North America has experienced a boom in the real estate market across many asset classes over the course of the pandemic. In the last two years, it has been challenged with but resilient to obstacles – like supply chain issues, inflation, and rising interest rates – and because of this, Trez Capital’s outlook on the market remains bullish. We have boots-on-the-ground in both Canada and across the United States, allowing us to understand where opportunities for developers, borrowers and investors lie in 2022.
The question of affordability in Canada and money flow in 2022
Breaking into the real estate market has presented challenges for many Canadians. Although this is the reality, mainly due to the chronic undersupply of homes, we believe several factors will fuel demand for housing in the near term and for several years to come. The housing market demonstrated the continuation of strong demand with rising prices, with provinces like British Columbia reporting that annual price appreciation exceeded 25 per cent in 2021, the highest on record according to the Canadian Real Estate Association (CREA). Royal LePage’s latest House Price Survey also reported that with demand outpacing supply across real estate markets, prices will continue to be pushed higher.

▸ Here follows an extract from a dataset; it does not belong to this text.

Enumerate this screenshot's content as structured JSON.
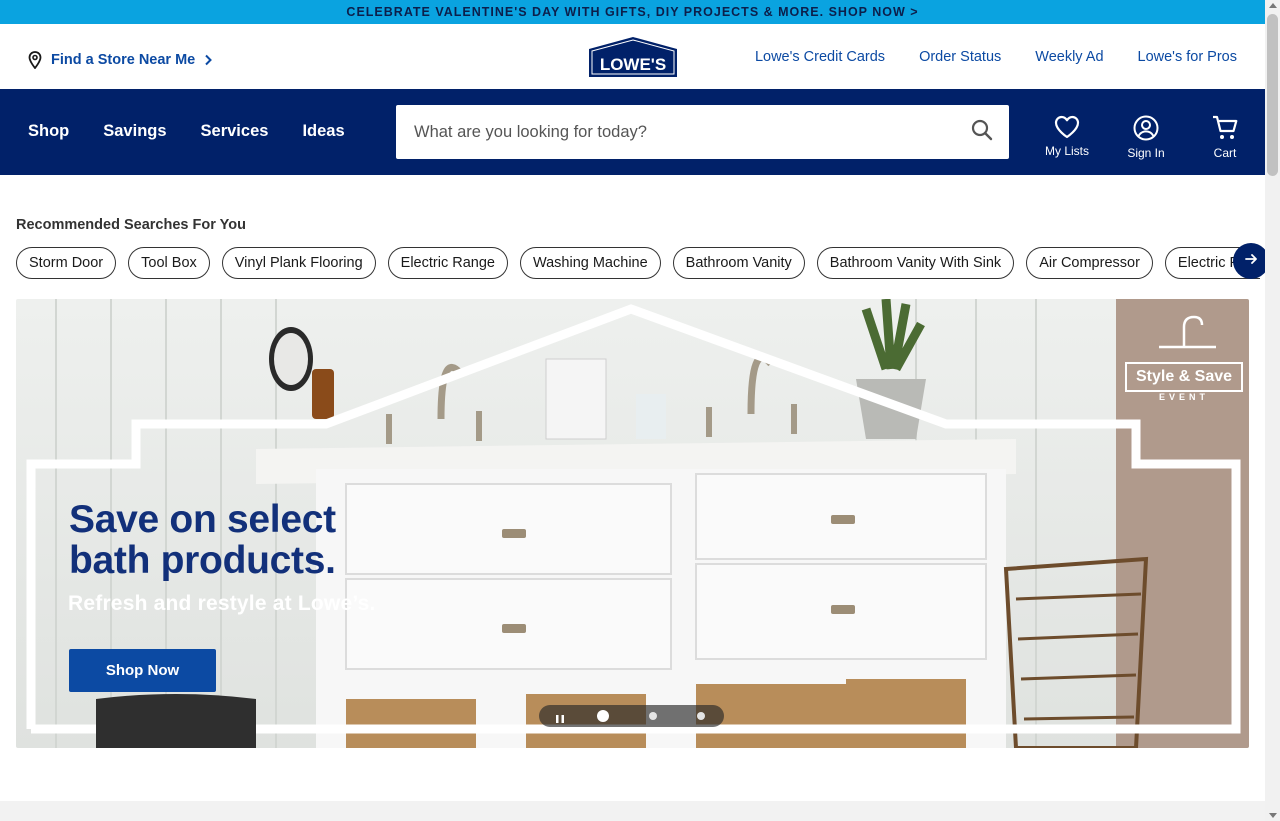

Along with the increase in prices, there has been an influx of cash in the Canadian economy due to increased short-term income and credit support programs from the government. Some have been able to save and reduce spending because of pandemic-related lockdowns and restriction measures. In Canada alone, household net worth increased by more than $600 billion CAD in the first six months of the pandemic. There are more opportunities for Canadians than ever before – as of last November, there were 880,000 job openings that exceeded pre-pandemic levels, and in the following month, unemployment fell to 5.9 per cent amid rising wages.
On top of this, the generational wealth transfer is just beginning. According to RBC Wealth Management, it is expected that there will be over $150 billion CAD in inheritances by 2026 with older generations down-sizing and handing down wealth sooner rather than later to help their children break into the housing market.
Declining affordability has yet to quell demand, while the inventory of homes available for sale matched an all-time low.
The pace of the supply chain and labour markets in the U.S.
The ‘great migration’ that began pre-pandemic continues to drive population to the Sunbelt states such as Texas, Florida and the Carolinas where the cost of living and tax burden is below the national average. Despite strong migration, labour markets remain under-supplied often presenting challenges to finding adequate labour to keep pace with demand.
Major metro markets like Austin are flooded with jobs created by industry-leading employers investing in the market. It was reported that tech giant Samsung requested a billion-dollar tax incentive from Texas officials to make Austin the future home of the company’s $17 billion USD chip factory, and plans on bringing at least 1,800 permanent jobs over the first 10 years. Tesla, one of the fastest-growing brands of 2021, has also announced plans to build a $1.1 billion USD manufacturing facility in Central Texas where it could eventually hire up to 10,000 workers.
Despite the heavy commitments by corporations, pandemic-driven issues such as supply chain breakdowns are creating a slower trajectory when it comes to spending in the market. We are seeing a delay in the ability to build high-demand residential and commercial properties due to the lack of supply of materials. Developers cannot seem to build fast enough in high-demand areas like the Sunbelt in the U.S. – in markets such as Phoenix, Arizona the value of properties has increased by about 40 per cent due to the pressure of demand, outpacing the 20 per cent increase in building costs. This dynamic continues to support developers taking on new projects.
What does this mean for investors?
One of the main concerns for investors and borrowers this year is that money will become more expensive. However, despite increased interest rates, the rate of southern migration in the U.S. and immigration in Canada, and the ability to keep up with these trends will position investors to stay ahead in the markets we serve. Trez Capital is dedicated to identifying where these trends are and moves quickly to seize opportunities. We continue to see strong demand for our capital, and due to our floating rate loans, we anticipate that we will continue to create strong yield for our investors.
As the industry has grown over the last several years at unprecedented rates, our team has also grown. Trez Capital has become one of the strongest providers of capital in North American real estate. Thanks to our dedicated, driven team, we have built a 25-year track record of success that borrowers and investors alike rely on.
Trez Capital has surpassed $4 billion CAD in assets under management and has funded over 1,600 transactions totalling more than $14.5 billion CAD since inception. Approximately half of the loans since 2009 have been to repeat borrowers and Trez Capital’s first borrower and first investor still do business with us today.